Produto de uma entrevista informal com ele, o texto “O Parlamento em declínio: uma visão”, saiu ontem na coluna semanal da chefe de redação em Brasília do jornal Valor, Rosângela Bittar.
O artigo contém a matéria prima para uma pauta política de primeira: por que não existe mais no Congresso “um só representante”, como diz Brant, cuja voz a sociedade queira ouvir numa hora de crise?
Onde foram parar políticos da estatura de “Carlos Lacerda, Tancredo Neves, Ulysses Guimarães, Mário Covas” [e outros que ele não citou e que, na direita, centro ou esquerda, iluminavam o trabalho legislativo antes que sobre ele se abatesse a treva da ditadura], “em torno das quais a sociedade podia criar expectativas?”
As perguntas do deputado interessam mais do que os seus ensaios de resposta, sem desmerecê-las.

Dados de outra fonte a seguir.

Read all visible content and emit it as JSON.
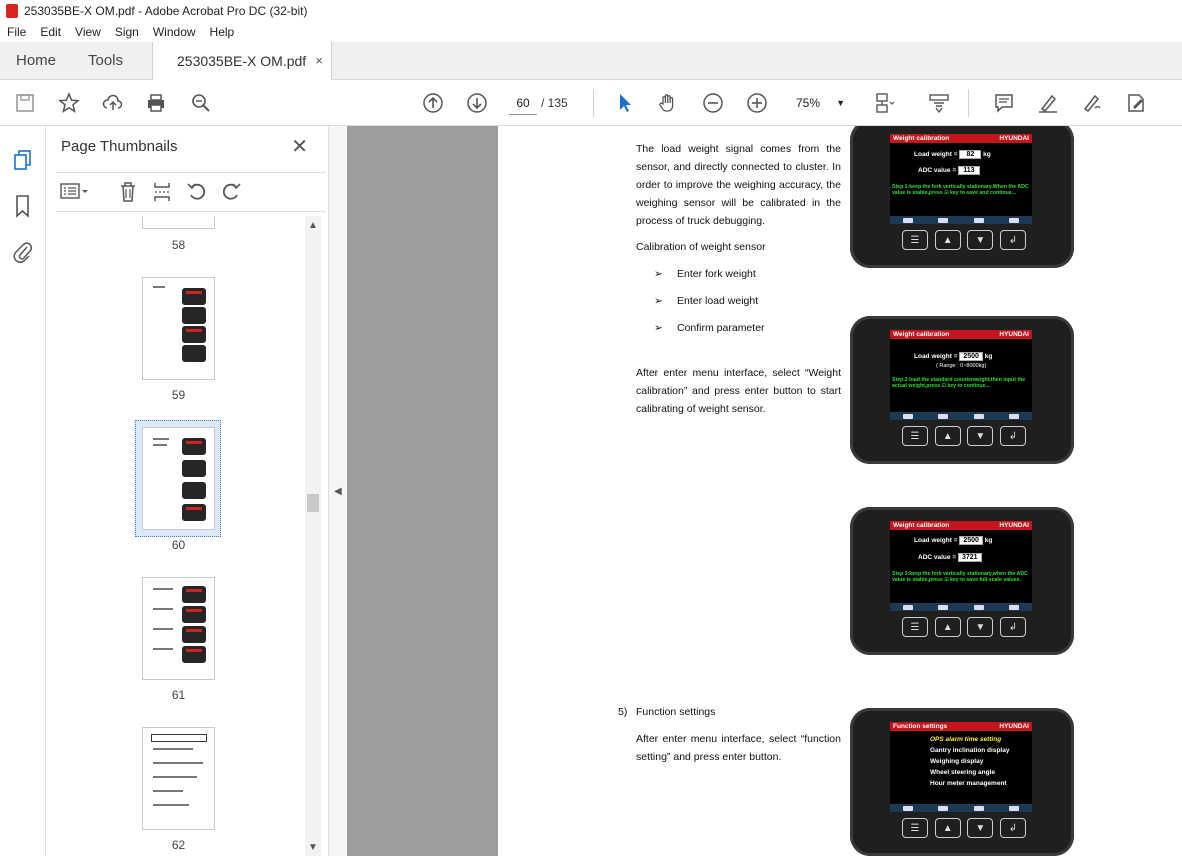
{
  "window": {
    "title": "253035BE-X OM.pdf - Adobe Acrobat Pro DC (32-bit)"
  },
  "menu": [
    "File",
    "Edit",
    "View",
    "Sign",
    "Window",
    "Help"
  ],
  "tabs": {
    "home": "Home",
    "tools": "Tools",
    "doc": "253035BE-X OM.pdf",
    "close": "×"
  },
  "toolbar": {
    "page_current": "60",
    "page_total": "/ 135",
    "zoom": "75%"
  },
  "panel": {
    "title": "Page Thumbnails",
    "close": "✕",
    "pages": [
      "58",
      "59",
      "60",
      "61",
      "62"
    ],
    "selected": "60"
  },
  "document": {
    "intro": "The load weight signal comes from the sensor, and directly connected to cluster. In order to improve the weighing accuracy, the weighing sensor will be calibrated in the process of truck debugging.",
    "calib_heading": "Calibration of weight sensor",
    "bullets": [
      "Enter fork weight",
      "Enter load weight",
      "Confirm parameter"
    ],
    "after_menu": "After enter menu interface, select “Weight calibration” and press enter button to start calibrating of weight sensor.",
    "section5_num": "5)",
    "section5_title": "Function settings",
    "func_text": "After enter menu interface, select “function setting” and press enter button."
  },
  "devices": [
    {
      "title": "Weight calibration",
      "brand": "HYUNDAI",
      "row1_label": "Load weight =",
      "row1_value": "82",
      "row1_unit": "kg",
      "row2_label": "ADC value =",
      "row2_value": "113",
      "hint": "Step 1:keep the fork vertically stationary.When the ADC value is stable,press ⊡ key to save and continue..."
    },
    {
      "title": "Weight calibration",
      "brand": "HYUNDAI",
      "row1_label": "Load weight =",
      "row1_value": "2500",
      "row1_unit": "kg",
      "range": "( Range : 0~8000kg)",
      "hint": "Step 2:load the standard counterweight,then input the actual weight,press ⊡ key to continue..."
    },
    {
      "title": "Weight calibration",
      "brand": "HYUNDAI",
      "row1_label": "Load weight =",
      "row1_value": "2500",
      "row1_unit": "kg",
      "row2_label": "ADC value =",
      "row2_value": "3721",
      "hint": "Step 3:keep the fork vertically stationary,when the ADC value is stable,press ⊡ key to save full-scale values."
    },
    {
      "title": "Function settings",
      "brand": "HYUNDAI",
      "menu": [
        "OPS alarm time setting",
        "Gantry inclination display",
        "Weighing display",
        "Wheel steering angle",
        "Hour meter management"
      ]
    }
  ],
  "colors": {
    "accent_red": "#c3151b",
    "hint_green": "#33dd33",
    "select_blue": "#3d7fc4"
  }
}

Pois esse é o tipo de questão da qual mesmo o público interessado não costuma se lembrar – e, quando alertado, deve reagir com o clássico “Pôxa, por que não pensei nisso antes?
A quem interessar possa, uma das chaves do enigma pode ser encontrada numa pesquisa do sempre meticuloso cientista político Leôncio Martins Rodrigues, professor emérito da USP e da Unicamp.
Depois de examinar os currículos de várias gerações de parlamentares, ele concluiu com segurança que mudaram muito, desde a redemocratização, o perfil sócio-econômico, a escolaridade e as ocupações prévias dos políticos.
Para usar um termo elitista, de certo modo aconteceu com a política o que aconteceu com o ensino: massificou-se. Não se segue daí, necessariamente, que nas novas classes majoritárias no Congresso haja menos líderes (no sentido com que Brant usa a palavra) do que naquelas que as antecederam, por terem umas e outras extrações diferentes.
Mas em tempos de erosão mundial do respeito dos representados pelos seus representantes e, mais ainda, pelo que fazem em seu nome, aquele pode ser um dado agravante.
No Brasil, com o efeito de aprofundar viciosamente o desrespeito, em reações do tipo: “Eu não vivo dizendo que os políticos não prestam? Pois me aponte um que tenha a dizer agora qualquer coisa que a gente deva ouvir.”
Então, editores de política. Em vez de encher as suas páginas dominicais com entrevistas pingue-pongue que mais consomem espaço do que proporcionam ao leitor a sustança a que têm direito, que tal investir numa apurática para responder por que, nas palavras de Roberto Brant, deputados e senadores deixaram de ser “atores relevantes”?